DU’s role in telling that story has only expanded since the National Cemetery Administration first asked Escobedo and Department of History chair Carol Helstosky to take part in the nationwide initiative in 2018. After the pair teamed with DU Libraries to stage an exhibit at Anderson Academic Commons, TEDx Mile High Adventures approached her about coordinating a tour of Fort Logan, led by DU students. Sixty people showed up and the event sparked the new, digital direction for the project.
“A website allows us to reach communities at the local, state and regional levels and give people access to this research,” says Esteban Gómez, an assistant professor in the Department of Anthropology who worked to get the MTAH online. “It can do a lot to communicate the work faculty and students are doing and really try to establish connections with multiple communities.”
This is the heart of the VLP — its ability to create dialogue across generations and populations. In some cases, that means DU students are working with grade school students, designing curricula to be used in their social studies classrooms in tandem with the MTAH site. In others, it means participation in A Community Table, a program sponsored by DU Grand Challenges and the Center for Community Engagement to advance Scholarship and Learning. Veterans from five different conflicts gathered virtually via Zoom to discuss their experiences and address issues facing their communities. It was an opportunity, too, for veterans to get a glimpse of the work DU is doing.

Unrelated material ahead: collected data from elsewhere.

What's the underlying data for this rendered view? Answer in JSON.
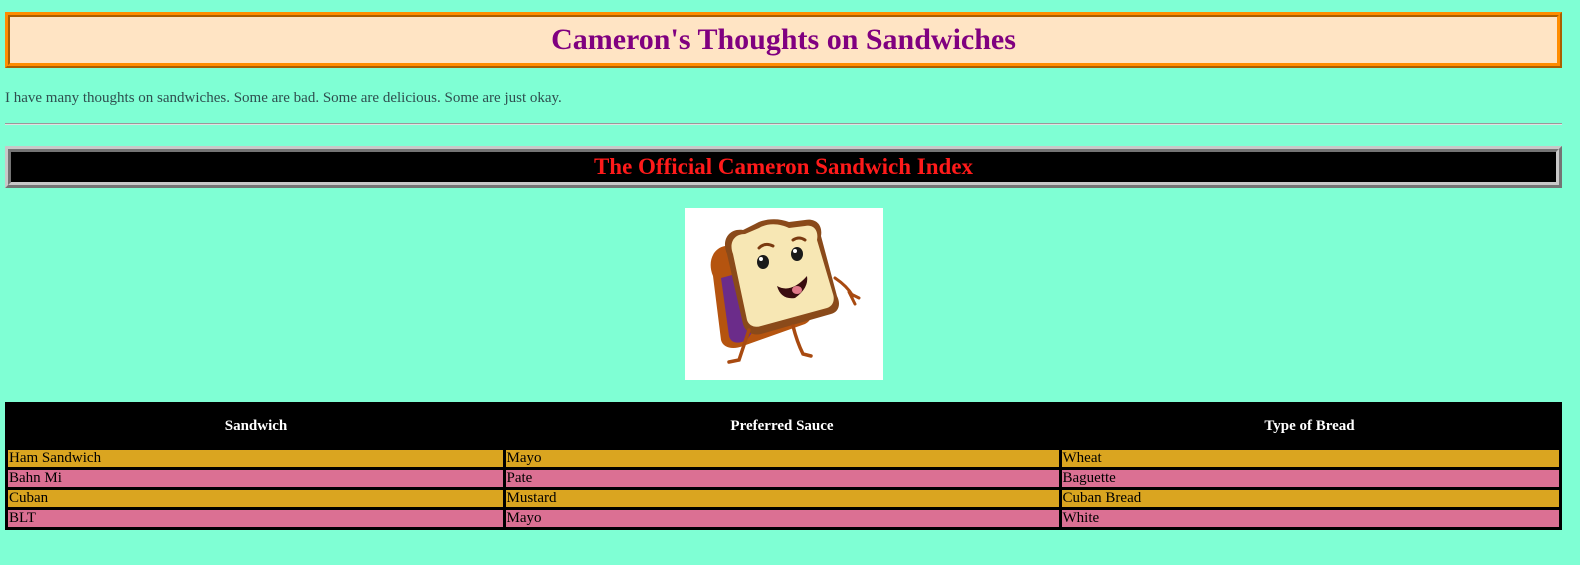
{
  "header": {
    "title": "Cameron's Thoughts on Sandwiches"
  },
  "intro": {
    "text": "I have many thoughts on sandwiches. Some are bad. Some are delicious. Some are just okay."
  },
  "index": {
    "title": "The Official Cameron Sandwich Index"
  },
  "image": {
    "icon": "cartoon-bread-slice-mascot"
  },
  "table": {
    "headers": [
      "Sandwich",
      "Preferred Sauce",
      "Type of Bread"
    ],
    "rows": [
      [
        "Ham Sandwich",
        "Mayo",
        "Wheat"
      ],
      [
        "Bahn Mi",
        "Pate",
        "Baguette"
      ],
      [
        "Cuban",
        "Mustard",
        "Cuban Bread"
      ],
      [
        "BLT",
        "Mayo",
        "White"
      ]
    ]
  },
  "colors": {
    "page_background": "#7fffd4",
    "title_color": "#800080",
    "title_background": "#ffe4c4",
    "title_border": "#ff8c00",
    "index_color": "#ff1a1a",
    "index_background": "#000000",
    "row_gold": "#daa520",
    "row_pink": "#db7093"
  }
}
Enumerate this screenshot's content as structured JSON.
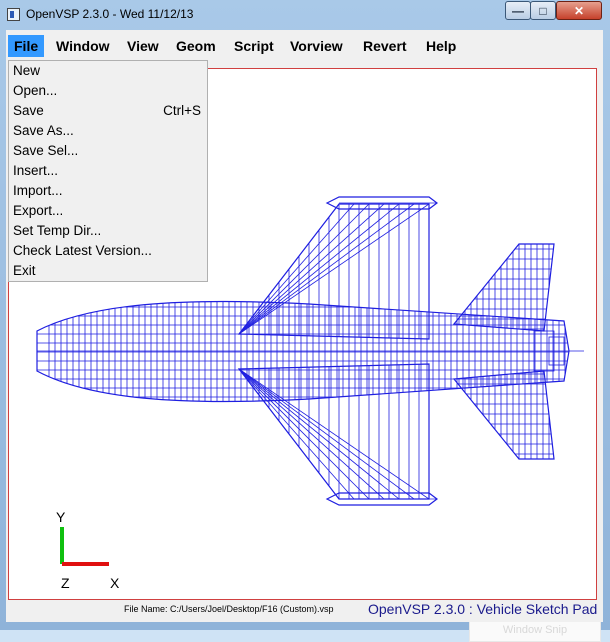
{
  "window": {
    "title": "OpenVSP 2.3.0 - Wed 11/12/13"
  },
  "menubar": {
    "items": [
      {
        "label": "File"
      },
      {
        "label": "Window"
      },
      {
        "label": "View"
      },
      {
        "label": "Geom"
      },
      {
        "label": "Script"
      },
      {
        "label": "Vorview"
      },
      {
        "label": "Revert"
      },
      {
        "label": "Help"
      }
    ]
  },
  "file_menu": {
    "items": [
      {
        "label": "New",
        "shortcut": ""
      },
      {
        "label": "Open...",
        "shortcut": ""
      },
      {
        "label": "Save",
        "shortcut": "Ctrl+S"
      },
      {
        "label": "Save As...",
        "shortcut": ""
      },
      {
        "label": "Save Sel...",
        "shortcut": ""
      },
      {
        "label": "Insert...",
        "shortcut": ""
      },
      {
        "label": "Import...",
        "shortcut": ""
      },
      {
        "label": "Export...",
        "shortcut": ""
      },
      {
        "label": "Set Temp Dir...",
        "shortcut": ""
      },
      {
        "label": "Check Latest Version...",
        "shortcut": ""
      },
      {
        "label": "Exit",
        "shortcut": ""
      }
    ]
  },
  "axes": {
    "y": "Y",
    "z": "Z",
    "x": "X"
  },
  "status": {
    "filename": "File Name: C:/Users/Joel/Desktop/F16 (Custom).vsp",
    "app": "OpenVSP 2.3.0 : Vehicle Sketch Pad"
  },
  "overlay": {
    "snip": "Window Snip"
  },
  "colors": {
    "wireframe": "#1f1fe0",
    "axis_x": "#e01010",
    "axis_y": "#10c010",
    "menu_highlight": "#3399ff"
  }
}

Above all, that work creates interaction with and lessons from prior generations. Since the veterans profiled are no longer alive to tell their stories, VLP members must track down spouses, siblings, children or friends to get the full picture.
In Graham’s case, that meant driving to Fort Collins to meet with Loxie Dowdy’s partner of 45 years, Lucy Laugesen. Laugesen welcomed Graham with coffee and pastries, and they chatted for hours about Dowdy’s life. Graham left with a few of Dowdy’s belongings: a plaque, an angel statuette and the photograph that sits on her refrigerator. She drove home in tears.
“It was such a special experience for me,” she says. “I didn’t really grow up being around my grandparents. Now I have this woman in my life that I remain in contact with. I think that speaks not only to the power of storytelling, but the power of being able to sit down and have a conversation with someone you have nothing in common with.”